Øystein Haugan, who led the committee campaigning for the project, bathed in sun during testing last week - Tore Meek / NTB Scanpix
Rjukan, a town of 3,500 people situated 100 miles west of Oslo, is nestled so deep in a west-facing valley that it is completely cut off from sunlight for six months of the year.
Now its central square will be bathed in a 500 square metre patch of light for as long as the sun shines on the hills above.
"The idea was just to make a place in Rjukan where people will come to have a bit of sun. It's for the pale little children of Rjukan," Martin Andersen, the local artist who campaigned for the project told The Local. "
He said the three heliostats will track the sun to keep light permanently focused on the town.
"It will be strongest in the middle, and will get weaker and weaker out to the edges," said Andersen. "You will have the sensation of sun when you are in the middle. You will feel the heat and you will see shadows."

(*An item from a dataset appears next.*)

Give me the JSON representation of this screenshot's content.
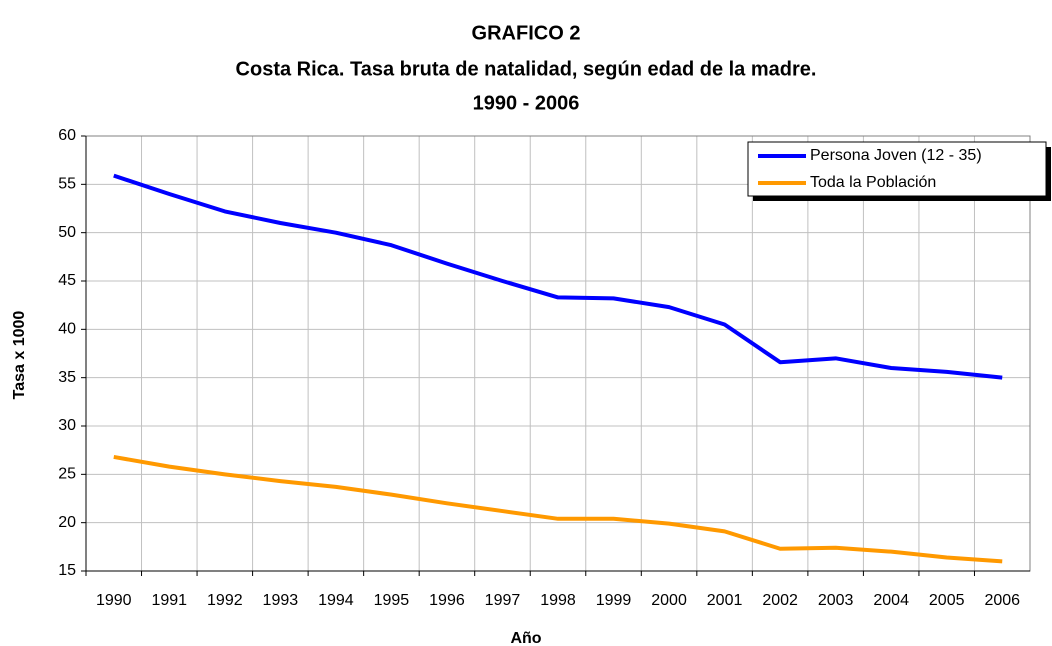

The project, which has cost about five million kroner ($845,000), was partly paid for by Norsk Hydro, the power generator which established the town in 1905, partly by the local municipality, and partly by Koro, Norway's public art body.

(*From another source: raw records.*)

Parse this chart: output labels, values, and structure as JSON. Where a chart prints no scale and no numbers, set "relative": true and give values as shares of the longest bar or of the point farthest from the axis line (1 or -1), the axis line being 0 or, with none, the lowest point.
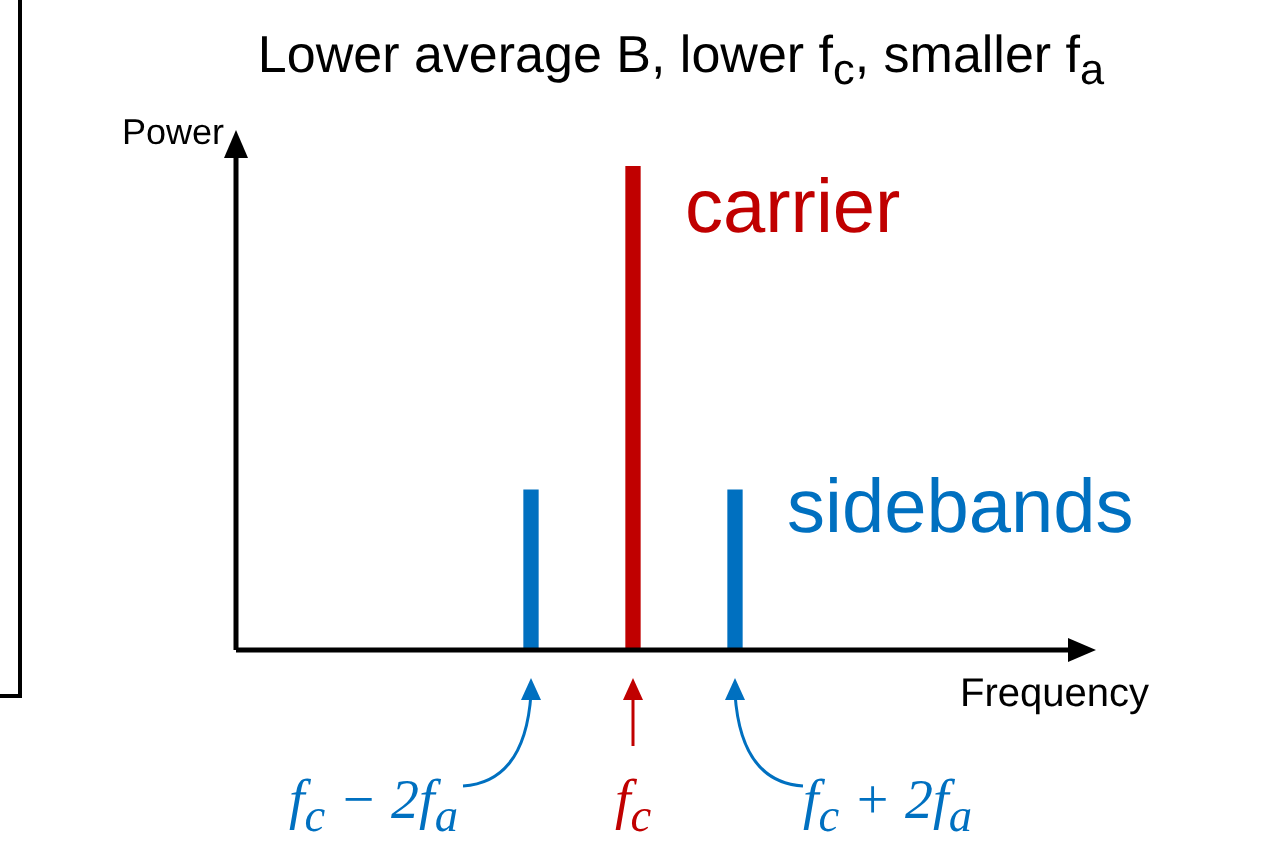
{
  "chart_data": {
    "type": "bar",
    "title": "Lower average B, lower f$_{c}$, smaller f$_{a}$",
    "xlabel": "Frequency",
    "relative": true,
    "legend": false,
    "categories": [
      null,
      null,
      null
    ],
    "values": [
      0.33,
      1,
      0.33
    ],
    "colors": [
      "#0070c0",
      "#c00000",
      "#0070c0"
    ],
    "annotations": [
      "f$_{c}$ − 2f$_{a}$",
      "f$_{c}$",
      "f$_{c}$ + 2f$_{a}$",
      "carrier",
      "sidebands",
      "Power"
    ]
  }
}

Andersen said that once he began to research the project, he realised it had been proposed as a solution to the town's sunless winters by Sam Eyde, the industrialist who founded Norsk Hydro and also built the town.
The mirrors were tested last Friday, and will begin operating fully after the opening ceremony on October 31st.
"The attention just before its opening is enormous. It spreads everywhere and it's making people happy," Andersen said.